Дежурный врач, а дежурила в этот день, как нарочно, Ликуева, бессмысленно ахала и охала, металась по приемному покою. Наконец распорядилась, чтобы Лену увели в первое отделение, в надзорную палату, и "прификсировали".
— Ах, Леночка, Леночка, — она всплескивала руками, — и ты еще просила, чтобы тебя выписали. Да ты совсем еще больная, тебе лечиться, лечиться… Посмотри, сколько ты сегодня нам неприятностей доставила, сколько беспокойства причинила!
— Отпустите папку! — глядя исподлобья, буркнула Лена. — Отпустите его, пожалуйста! Ему здесь делать нечего! Они первые на него налетели, он только защищался…
— Лариса Осиповна, — замахал руками один из санитаров, — мы вам ответственно заявляем: этот мужик — психический! Мы только подъехали к их дому, а он вылетает на нас — с ножом! Аж пена изо рта! Мы его едва-едва скрутили, куда ж его отпускать? Самый настоящий псих.
— Ох, развязали бы меня, друг, я бы тебя "полечил", — тяжело произнес отец, бессильно дергая скрученными руками…
— Ну, вот видите, доктор, — подхватил санитар, — видите, какой он агрессивный?
— Да, да, — испуганно подхватила Ликуева, — похоже алкогольный психоз… а может, что и похуже…
И распорядилась ввести ему четыре кубика аминазина. И тут началось!..
Лена знала, что ее мужественный, сильный, выносливый отец панически боится уколов. Так уж с Севера пошло — отец вообще не мог переносить присутствия человека за своей спиной, если не видел, кто и что собирается с ним делать. И когда дежурный фельдшер притащил шприц с лекарством и скомандовал отцу "повернуться", произошло непостижимое: фельдшер вместе со своим шприцем воткнулся в кушетку, Ликуева, получив увесистый пинок пониже спины, пролетела через приемный покой, застряла в дверях, столкнувшись с санитаром, и истерически завизжала. Другой санитар столь же мощным пинком был отброшен к стенке…

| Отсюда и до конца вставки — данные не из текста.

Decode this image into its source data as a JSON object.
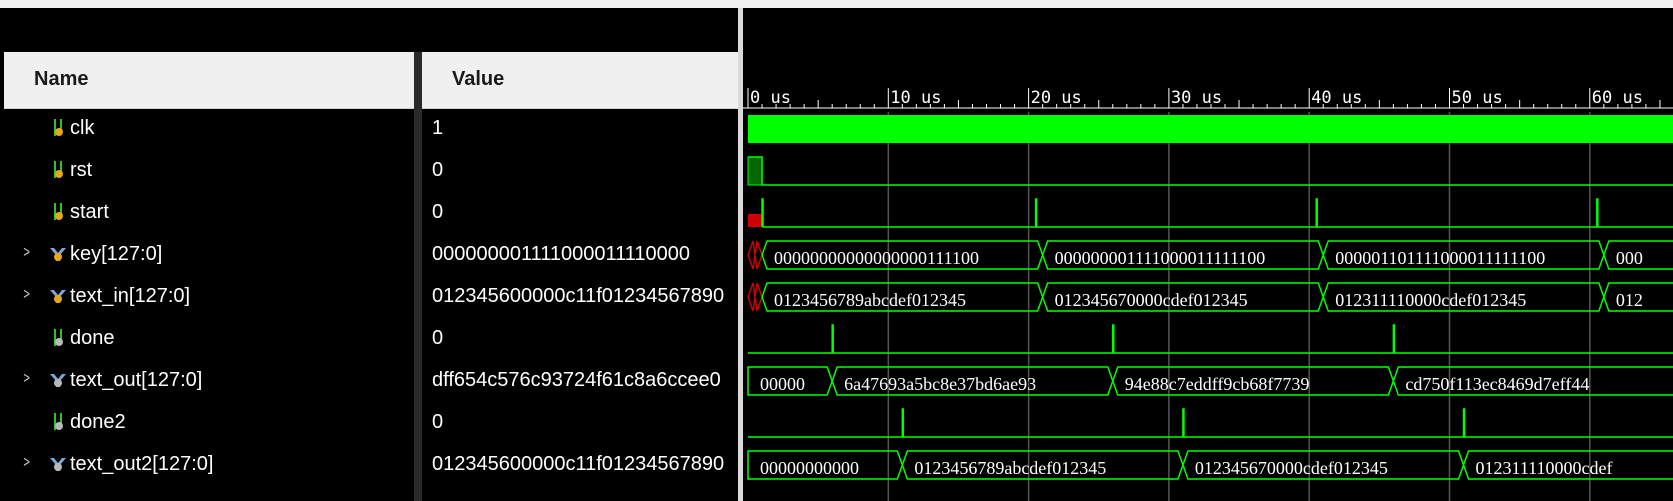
{
  "columns": {
    "name": "Name",
    "value": "Value"
  },
  "time_axis": {
    "unit": "us",
    "range_us": [
      0,
      66
    ],
    "tick_labels": [
      "0 us",
      "10 us",
      "20 us",
      "30 us",
      "40 us",
      "50 us",
      "60 us"
    ]
  },
  "colors": {
    "wave_green": "#00ff00",
    "reset_green": "#006600",
    "unknown_red": "#cc0000",
    "cursor_line": "#555555"
  },
  "signals": [
    {
      "name": "clk",
      "value": "1",
      "type": "bit",
      "icon": "input-bit-icon"
    },
    {
      "name": "rst",
      "value": "0",
      "type": "bit",
      "icon": "input-bit-icon"
    },
    {
      "name": "start",
      "value": "0",
      "type": "bit",
      "icon": "input-bit-icon"
    },
    {
      "name": "key[127:0]",
      "value": "000000001111000011110000",
      "type": "bus",
      "icon": "input-bus-icon",
      "segments": [
        "00000000000000000111100",
        "000000001111000011111100",
        "000001101111000011111100",
        "000"
      ]
    },
    {
      "name": "text_in[127:0]",
      "value": "012345600000c11f01234567890",
      "type": "bus",
      "icon": "input-bus-icon",
      "segments": [
        "0123456789abcdef012345",
        "012345670000cdef012345",
        "012311110000cdef012345",
        "012"
      ]
    },
    {
      "name": "done",
      "value": "0",
      "type": "bit",
      "icon": "output-bit-icon"
    },
    {
      "name": "text_out[127:0]",
      "value": "dff654c576c93724f61c8a6ccee0",
      "type": "bus",
      "icon": "output-bus-icon",
      "segments": [
        "00000",
        "6a47693a5bc8e37bd6ae93",
        "94e88c7eddff9cb68f7739",
        "cd750f113ec8469d7eff44"
      ]
    },
    {
      "name": "done2",
      "value": "0",
      "type": "bit",
      "icon": "output-bit-icon"
    },
    {
      "name": "text_out2[127:0]",
      "value": "012345600000c11f01234567890",
      "type": "bus",
      "icon": "output-bus-icon",
      "segments": [
        "00000000000",
        "0123456789abcdef012345",
        "012345670000cdef012345",
        "012311110000cdef"
      ]
    }
  ]
}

Но пока отец соображал, куда и в какие двери ему выбраться, на него снова налетели опомнившиеся санитары и фельдшер, кое-как свалили его на пол и прямо сквозь брюки воткнули ему укол. А брыкающуюся, царапающуюся Лену утащили в женское отделение…
Пока происходили эти события, наступила глухая ночь. В отделении, однако, многие больные не спали — побег Лены возбудил их, шли оживленные пересуды: куда Ершова могла побежать, что будет, если ее поймают и т. д. И когда больные увидели Лену, которую со скрученными за спиной руками небрежно, словно куль с картошкой, волокли по коридору к надзорке санитары, многие испытали нечто вроде разочарования.
— Эх ты, лошадь бельгийская! — сквозь зубы процедила здоровенная деваха, доставленная на психиатрическую экспертизу из тюрьмы. — Не умеешь чего-то делать в воде, не пугай рыбу! — И презрительно сплюнула.